Nous réunissions entre 30 et 50 fidèles de la région et des départements voisins. J’ai pu y célébrer des baptêmes, des communions solennelles et des fiançailles. Mais le fait d’avoir à entrer dans une propriété privée a dû dissuader plus d’un fidèle. En outre, l’absence d’une messe tous les dimanches rendait cette communauté quelque peu volatile.
Qui sera le desservant de Lizy-sur-Ourcq ?
L’abbé Christophe Legrier qui est professeur à l’école Saint-Bernard de Courbevoie et moi-même, nous nous partagerons ce ministère. Nous espérons pouvoir renforcer l’assistance grâce à la régularité dominicale. Dans ce local loué où nous serons chez nous, il sera plus facile de proposer des confessions, une formation pour les enfants de chœur, et peut-être même du catéchisme. A La Trousse, nous ne disposions de la chapelle que pour le temps de la messe.
Comment voyez-vous le développement de la Fraternité ?
Il est certain que malgré ou à cause du Motu Proprio, la majorité des évêques de France ne montre guère d’enthousiasme à favoriser la célébration de la messe traditionnelle. Je dis « à cause du Motu Proprio », parce que beaucoup d’évêques voient dans cette décision du pape – comme dans le décret du 21 janvier - un recul, une perte des acquis de Vatican II. Aussi ont-ils tendance à s’arc-bouter sur ces prétendus acquis dont ils ne veulent pas voir qu’ils sont en réalité des pertes en vocations, en pratique sacramentelle, en fréquentation du catéchisme.

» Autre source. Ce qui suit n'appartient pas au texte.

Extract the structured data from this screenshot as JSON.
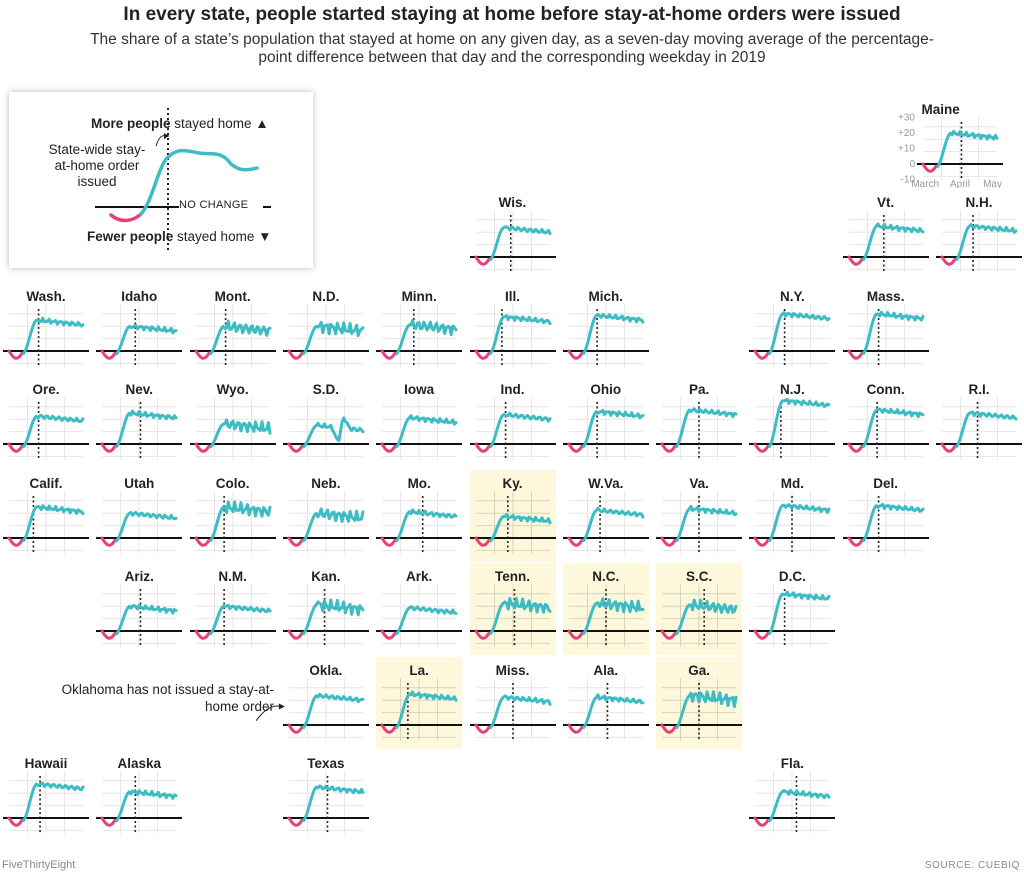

Dès lors, la Fraternité doit maintenir inchangée sa ligne de conduite. C’est une question de patience : ils ont les églises, et nous avons les fidèles… en nombre toujours croissant, comme l’ont magnifiquement montré les 20.000 pèlerins de Lourdes, l’an passé. Bientôt nous atteindrons un seuil critique, en particulier pour les vocations lorsqu’il n’y aura plus que 5 à 6 000 prêtres pour toute la France. Et ce sera dans quelques années seulement. Les évêques le savent et le taisent : c’est la pastorale de l’autruche. Pourtant quelques-uns d’entre eux ne veulent pas garder la tête enfouie dans le sable. Ils la relèvent et ils voient nos chapelles, aujourd’hui Lizy-sur-Ourcq, bientôt la rue Gerbert à Paris. C’est le plus grand service que la Fraternité puisse rendre à l’Eglise : offrir l’expérience de la Tradition. Chacune de ces chapelles prouve que la Tradition est l’avenir, alors que le progressisme post-conciliaire est déjà un passé décomposé.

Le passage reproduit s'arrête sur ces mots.